„Fell & Fashion“ – ?Delight? Your Darling

Die diesjährige Gemeinschaftsausstellung im Kunstbonbon beschäftigt sich mit dem Thema „Hundeboutique/Hundesalon“ und als weitere Auflage kam hinzu, dass die teilnehmenden Künstler:innen sich ein Pseudonym zulegen sollten. Damit erhielten sie sozusagen die Freiheit, auch einmal etwas ganz Untypisches zu schaffen, das sie vielleicht unter ihrem „richtigen“ Namen nicht ausstellen würden. Es wird also doppelt spannend: was werden wir zu sehen kriegen und wie werden die Künstler:innen heißen?

Ob und wer sein Pseudonym preisgibt, das wird offen bleiben. Zur Inspiration erhielten alle einen Link zu der Seite einer Hundeboutique aus Österreich, die die abgefahrensten und seltsamsten Dinge im Angebot hat.
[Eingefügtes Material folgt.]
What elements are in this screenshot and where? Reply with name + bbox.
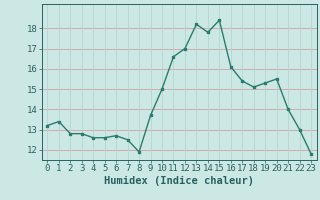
X-axis label: Humidex (Indice chaleur): Humidex (Indice chaleur) xyxy=(104,176,254,186)
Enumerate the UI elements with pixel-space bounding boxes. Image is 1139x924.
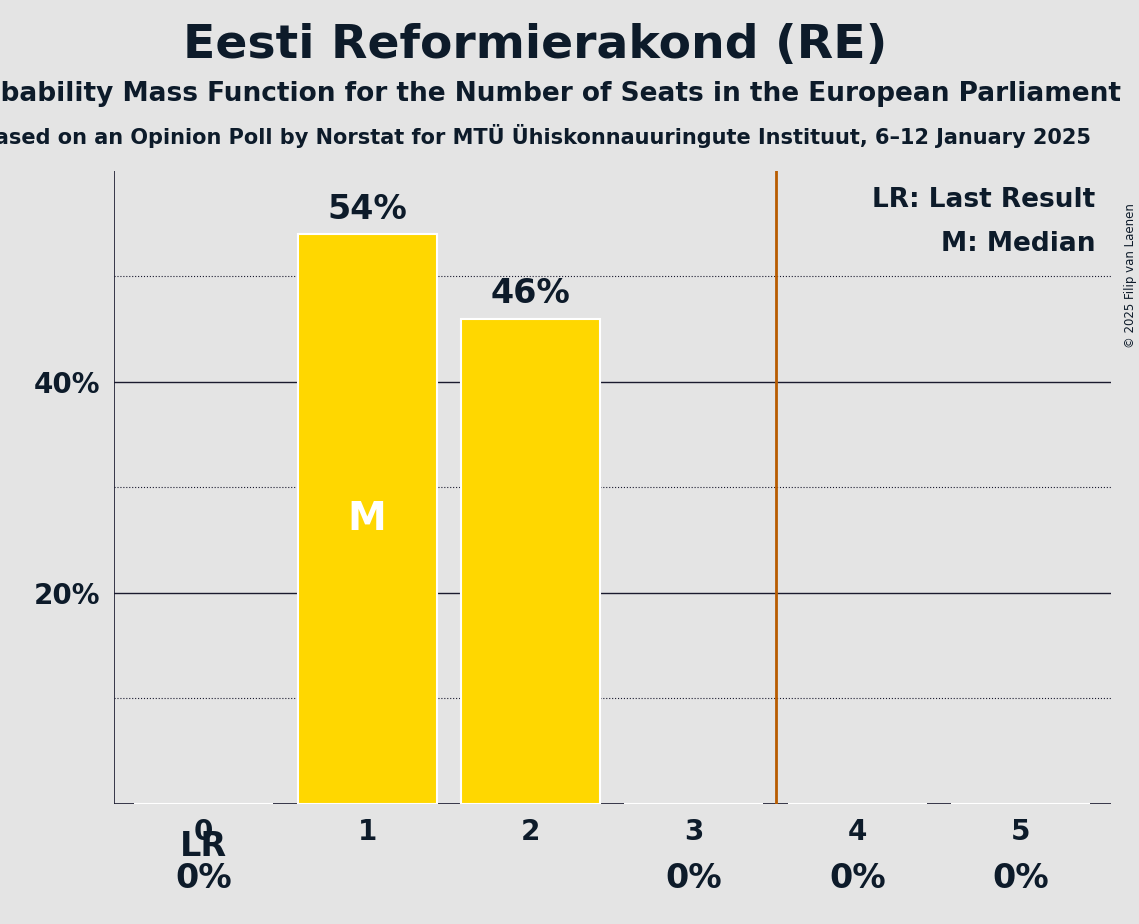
Text: LR: LR: [180, 831, 228, 863]
Text: 0%: 0%: [992, 862, 1049, 895]
Text: 0%: 0%: [665, 862, 722, 895]
Text: M: M: [347, 500, 386, 538]
Text: LR: Last Result: LR: Last Result: [872, 187, 1096, 213]
Text: © 2025 Filip van Laenen: © 2025 Filip van Laenen: [1124, 203, 1137, 348]
Text: 46%: 46%: [491, 277, 571, 310]
Bar: [461, 319, 600, 804]
Text: Eesti Reformierakond (RE): Eesti Reformierakond (RE): [183, 23, 887, 68]
Bar: [297, 235, 436, 804]
Text: 0%: 0%: [175, 862, 232, 895]
Text: 54%: 54%: [327, 193, 407, 225]
Text: 0%: 0%: [829, 862, 886, 895]
Text: Probability Mass Function for the Number of Seats in the European Parliament: Probability Mass Function for the Number…: [0, 81, 1121, 107]
Text: M: Median: M: Median: [941, 231, 1096, 257]
Text: Based on an Opinion Poll by Norstat for MTÜ Ühiskonnauuringute Instituut, 6–12 J: Based on an Opinion Poll by Norstat for …: [0, 124, 1091, 148]
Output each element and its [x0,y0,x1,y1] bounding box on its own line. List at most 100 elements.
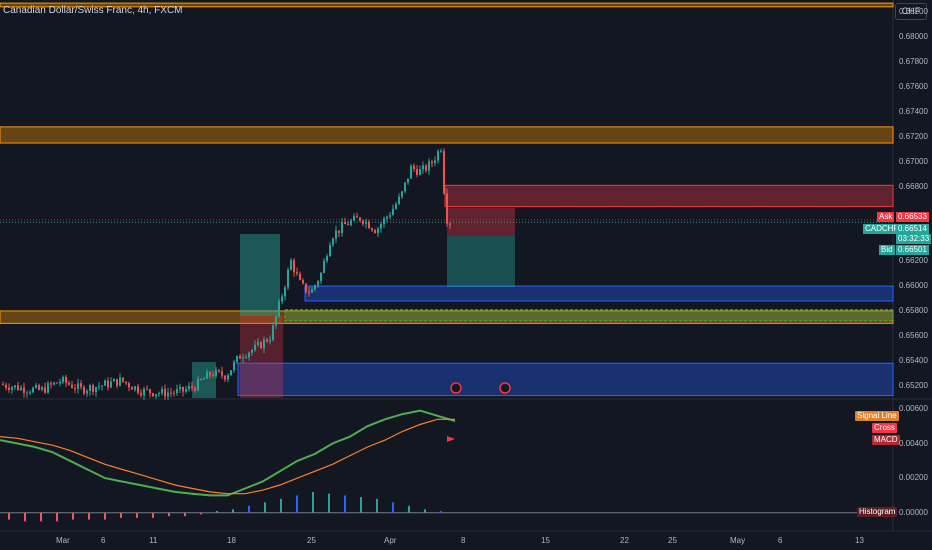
candle [383,218,385,225]
time-tick-label: 18 [227,536,236,545]
candle [89,385,91,392]
time-tick-label: 25 [668,536,677,545]
candle [428,161,430,171]
candle [134,386,136,390]
zone-demand [284,309,894,322]
cross-marker-icon [447,436,455,442]
candle [119,377,121,386]
histogram-bar [24,512,26,522]
histogram-bar [248,505,250,513]
candle [329,244,331,257]
candle [212,375,214,377]
candle [284,287,286,297]
chart-title: Canadian Dollar/Swiss Franc, 4h, FXCM [3,5,183,16]
candle [443,150,445,194]
candle [377,228,379,234]
candle [35,385,37,388]
candle [59,381,61,384]
candle [23,387,25,393]
time-tick-label: 11 [149,536,158,545]
candle [248,352,250,358]
histogram-bar [232,509,234,513]
ask-tag-label: Ask [877,212,895,222]
price-tick-label: 0.65600 [899,330,928,340]
candle [416,169,418,175]
candle [293,260,295,273]
candle [146,388,148,390]
candle [251,349,253,353]
candle [236,356,238,362]
candle [362,220,364,224]
time-tick-label: 15 [541,536,550,545]
candle [161,388,163,394]
candle [239,356,241,359]
candle [227,375,229,380]
candle [437,151,439,161]
candle [368,221,370,229]
symbol-tag-value: 0.66514 [896,224,929,234]
candle [410,165,412,179]
candle [56,382,58,384]
histogram-bar [88,512,90,520]
candle [197,379,199,391]
time-tick-label: 13 [855,536,864,545]
candle [422,165,424,170]
candle [104,380,106,386]
candle [140,392,142,396]
candle [440,150,442,152]
candle [185,389,187,392]
candle [11,387,13,391]
candle [407,178,409,183]
price-tick-label: 0.68200 [899,7,928,17]
bid-tag-label: Bid [879,245,895,255]
indicator-tick-label: 0.00400 [899,438,928,448]
candle [233,361,235,371]
ask-tag-value: 0.66533 [896,212,929,222]
candle [152,393,154,397]
countdown-tag: 03:32:33 [896,234,932,244]
candle [77,383,79,389]
candle [182,386,184,392]
time-tick-label: 22 [620,536,629,545]
candle [215,369,217,377]
price-tick-label: 0.65800 [899,305,928,315]
event-marker-icon [499,382,511,394]
candle [230,370,232,376]
candle [302,279,304,284]
candle [419,169,421,175]
candle [446,193,448,224]
candle [224,375,226,380]
candle [245,357,247,359]
histogram-bar [56,512,58,522]
histogram-bar [184,512,186,517]
candle [353,216,355,221]
candle [98,386,100,388]
candle [287,269,289,288]
histogram-label: Histogram [857,507,898,517]
candle [32,387,34,393]
symbol-tag-label: CADCHF [863,224,901,234]
histogram-bar [440,510,442,513]
zone-supply [444,184,894,207]
signal-line-label: Signal Line [855,411,899,421]
candle [143,388,145,396]
time-tick-label: Apr [384,536,397,545]
zone-resistance [0,2,894,8]
price-tick-label: 0.65200 [899,380,928,390]
candle [434,160,436,164]
candle [323,260,325,273]
histogram-bar [344,495,346,513]
candle [425,165,427,171]
candle [311,289,313,293]
candle [371,228,373,231]
time-tick-label: 8 [461,536,466,545]
candle [218,369,220,372]
currency-button[interactable]: CHF [895,3,927,20]
candle [62,376,64,382]
candle [50,383,52,385]
histogram-bar [40,512,42,522]
candle [20,387,22,391]
candle [173,392,175,394]
histogram-bar [104,512,106,520]
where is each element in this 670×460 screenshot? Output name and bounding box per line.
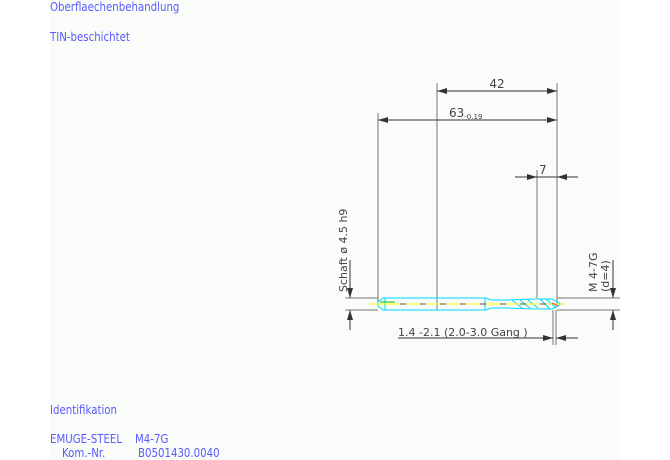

So zum Beispiel Abendgarderobe, Pyjamas, Schmuck und erschütternd teure Pflegeprodukte für Hunde.


In der Einladung wurde zwar gesagt, dass nichts albern oder verrückt genug sein kann und die Teilnehmer:innen sich einfach austoben sollten, aber es ist anzunehmen, dass unter den eingehenden Exponaten auch bitterböse und ironische Auslegungen des Themas sein werden, denn beim Nachdenken darüber kann man nicht übersehen, dass hier eigentlich mal wieder der Mensch im Fokus steht, den angebliche Tierliebe gelegentlich in die gefährliche Nähe von Tierquälerei treibt. Da es weder bei der Größe, noch beim künstlerischen Genre irgendwelche
Einschränkungen gab, können wir uns sicherlich auf eine abwechslungsreiche Ausstellung freuen, die vielleicht Malerei, Zeichnungen oder Illustrationen, Fotokunst, Collagen, Objekte und/oder Skulpturen zeigen wird.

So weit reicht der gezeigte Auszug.